Он был недоволен сыном. Конечно, приятно иметь роднёю председателя волостного земства, но ведь хозяйство тоже — не кедровая шишка. Вылузгал орехи и бросил.
— Все ездишь? — спросил он Ивана не без ехидства.
— Езжу… — угрюмо ответил тот.
— Служба твоя, что лануш, — сказал Нерета наставительно, — отцвел и нету. А земля дело прочное. Проездишь, детка, землю-то, а?
— Вот уж отцвету — тогда за землю…
— А не поздно ли будет?
Они долго молчали. Нерета бросил строгать и подошел к сыну.
— Ванюха! — сказал он, неожиданно меняя тон. В седых глазах забегала всегдашняя усмешка, и веселые искры побежали в строгие сыновние глаза. — Брось, а? Оженим по первой статье — найдем бабу, косить будем, а?..
— То есть как же "брось"? — удивился сын.
— А так… К хренам, скажи, мне ваше удовольствие! Я, мол, и сам человек — надоело мне с вами маяться.

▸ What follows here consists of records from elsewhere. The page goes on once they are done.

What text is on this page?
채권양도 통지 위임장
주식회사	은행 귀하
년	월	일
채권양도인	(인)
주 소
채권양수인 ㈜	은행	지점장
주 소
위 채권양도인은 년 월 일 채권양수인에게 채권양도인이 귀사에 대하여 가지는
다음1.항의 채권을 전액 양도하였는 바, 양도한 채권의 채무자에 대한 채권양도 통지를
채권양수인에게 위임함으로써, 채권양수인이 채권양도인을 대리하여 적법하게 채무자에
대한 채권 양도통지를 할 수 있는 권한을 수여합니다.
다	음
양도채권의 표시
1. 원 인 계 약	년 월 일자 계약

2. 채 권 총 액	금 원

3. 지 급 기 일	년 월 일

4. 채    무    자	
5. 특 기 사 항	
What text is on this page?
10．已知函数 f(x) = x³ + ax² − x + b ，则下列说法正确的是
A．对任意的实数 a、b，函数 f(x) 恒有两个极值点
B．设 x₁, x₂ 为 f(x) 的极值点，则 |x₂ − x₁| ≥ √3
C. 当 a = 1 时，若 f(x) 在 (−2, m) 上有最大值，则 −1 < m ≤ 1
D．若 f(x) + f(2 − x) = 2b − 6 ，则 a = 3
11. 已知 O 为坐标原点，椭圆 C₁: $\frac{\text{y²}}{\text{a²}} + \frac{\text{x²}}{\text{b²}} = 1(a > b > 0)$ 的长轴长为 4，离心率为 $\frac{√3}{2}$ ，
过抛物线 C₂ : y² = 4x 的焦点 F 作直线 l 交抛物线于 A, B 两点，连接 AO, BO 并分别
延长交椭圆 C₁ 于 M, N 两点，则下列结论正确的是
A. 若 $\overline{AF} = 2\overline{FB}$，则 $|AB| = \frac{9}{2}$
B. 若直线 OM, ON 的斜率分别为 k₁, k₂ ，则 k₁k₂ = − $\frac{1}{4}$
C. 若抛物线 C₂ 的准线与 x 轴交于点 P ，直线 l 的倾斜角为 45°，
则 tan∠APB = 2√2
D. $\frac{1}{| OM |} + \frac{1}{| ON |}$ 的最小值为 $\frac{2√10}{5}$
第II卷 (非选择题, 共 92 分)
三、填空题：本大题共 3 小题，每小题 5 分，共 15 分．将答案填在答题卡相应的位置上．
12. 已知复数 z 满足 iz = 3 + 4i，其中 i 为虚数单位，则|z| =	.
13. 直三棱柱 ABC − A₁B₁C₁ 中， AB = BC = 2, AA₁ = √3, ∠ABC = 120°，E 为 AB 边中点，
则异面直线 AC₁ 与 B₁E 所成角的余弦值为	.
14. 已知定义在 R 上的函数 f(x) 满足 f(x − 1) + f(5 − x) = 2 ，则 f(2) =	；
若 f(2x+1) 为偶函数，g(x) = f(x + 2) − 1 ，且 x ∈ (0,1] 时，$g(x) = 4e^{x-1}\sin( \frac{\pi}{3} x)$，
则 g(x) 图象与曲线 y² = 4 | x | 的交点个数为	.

— Бросить нельзя, — возразил Иван Кириллыч, улыбаясь. — Хитер ты больно… Раз начато — надо кончать. Скажем, посеял ты гречку, а убирать не станешь…
— Гречку я для себя сею, — перебил дед.
— Это я так, к примеру, — продолжал Неретин, — а только предо мной задача…
Он хотел объяснить, какая перед ним задача, но не стал, решив, что не пришло еще этому время.
— Зада-ча! — передразнил старик. — Вон люди говорят, поделить все хочешь, правда? Нет?
— Врут. Не в дележе дело. Скажем, у тебя хлеба много, но ты своими руками его нажил — никто и не возьмет. А раз Копай нетрудовым потом нажился — отдай!.. Поработай сам, а тогда свой хлеб и кушай!..
— Не шибко и ты в политике силен, — съязвил дед. — Баловство все это! Как был шалай-балай, так и остался. Какой ты мне сын?.. Бузуй ты, детка, а не мужик! Вот уж свернут тебе шею…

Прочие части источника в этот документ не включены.